Agriculture gets assistance in wading through environmental legislation

The Environment Agency has launched its latest NetRegs information service, this time for the agriculture sector. The organisation has also launched a scheme to assist farmers in managing water sustainably.


NetRegs, the Agency’s environmental legislation advice service to small businesses, now contains advice for 18 sectors, from electronics to textiles, food production to sewage disposal. The new agriculture section includes advice on all potentially harmful activities, such as the storage of brewers grains and molasses, emissions to water from kennels and catteries, and soil erosion from arable land.

“We are very concerned about the burden of environmental legislation on agricultural and horticultural businesses,” said National Farmers Union President Ben Gill. Farmers and growers – as with other businesses – do not have the time to sift through environmental legislation, said Gill, welcoming the NetRegs service as a solution.

There is good news, as far as agriculture and the environment goes, however. The Scottish Agricultural Pollution Group has published its latest pollution review, which reveals that 2001 saw the lowest annual number of agricultural pollution incidents recorded in Scotland.
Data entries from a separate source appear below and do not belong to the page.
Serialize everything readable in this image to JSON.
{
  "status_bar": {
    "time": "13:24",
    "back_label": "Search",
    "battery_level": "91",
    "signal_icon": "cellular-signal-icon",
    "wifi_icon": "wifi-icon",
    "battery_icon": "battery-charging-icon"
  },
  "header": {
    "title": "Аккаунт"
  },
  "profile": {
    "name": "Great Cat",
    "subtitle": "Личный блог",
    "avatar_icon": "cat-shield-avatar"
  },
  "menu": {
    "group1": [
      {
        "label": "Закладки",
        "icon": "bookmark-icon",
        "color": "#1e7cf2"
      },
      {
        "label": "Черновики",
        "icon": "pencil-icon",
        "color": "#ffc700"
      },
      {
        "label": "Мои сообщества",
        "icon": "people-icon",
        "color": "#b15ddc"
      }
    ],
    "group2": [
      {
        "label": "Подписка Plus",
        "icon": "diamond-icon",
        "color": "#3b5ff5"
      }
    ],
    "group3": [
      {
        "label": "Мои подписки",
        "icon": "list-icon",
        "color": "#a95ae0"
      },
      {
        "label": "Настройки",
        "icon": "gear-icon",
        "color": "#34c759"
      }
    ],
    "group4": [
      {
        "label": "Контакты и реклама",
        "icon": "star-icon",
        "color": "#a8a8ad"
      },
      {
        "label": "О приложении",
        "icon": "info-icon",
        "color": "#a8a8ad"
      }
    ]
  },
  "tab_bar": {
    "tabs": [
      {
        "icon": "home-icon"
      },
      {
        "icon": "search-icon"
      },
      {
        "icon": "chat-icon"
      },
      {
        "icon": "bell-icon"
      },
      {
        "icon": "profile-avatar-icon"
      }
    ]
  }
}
The review emphasises that last year’s foot-and-mouth disease outbreak had a marked effect on inspection and monitoring in rural areas, and it could be that a number of pollution events went unrecorded.

For agriculture in England and Wales, the Environment Agency has also published a new booklet, Waterwise on the Farm, explaining how the agriculture industry could save money by using water more efficiently. Agriculture constitutes a high percentage of water taken from some river catchments, particularly during periods of low rainfall.

The booklet provides advice on carrying out a water-use inventory, and ways to reduce water use. The book gives examples of efficient water management, one being that of a Kent nursery that has put together a recycling system that collects rainwater from roofs and runoff from container standing beds, cutting its water use by 58% and saving £30,000 per year, paying itself back in four to five years. The water is transferred by pipe to a holding lagoon, pumped into a reservoir and the used for irrigation.

“Farmers and other agri-businesses have an important role to play as custodians of the countryside,” said Environment Agency Chairman Sir John Harman.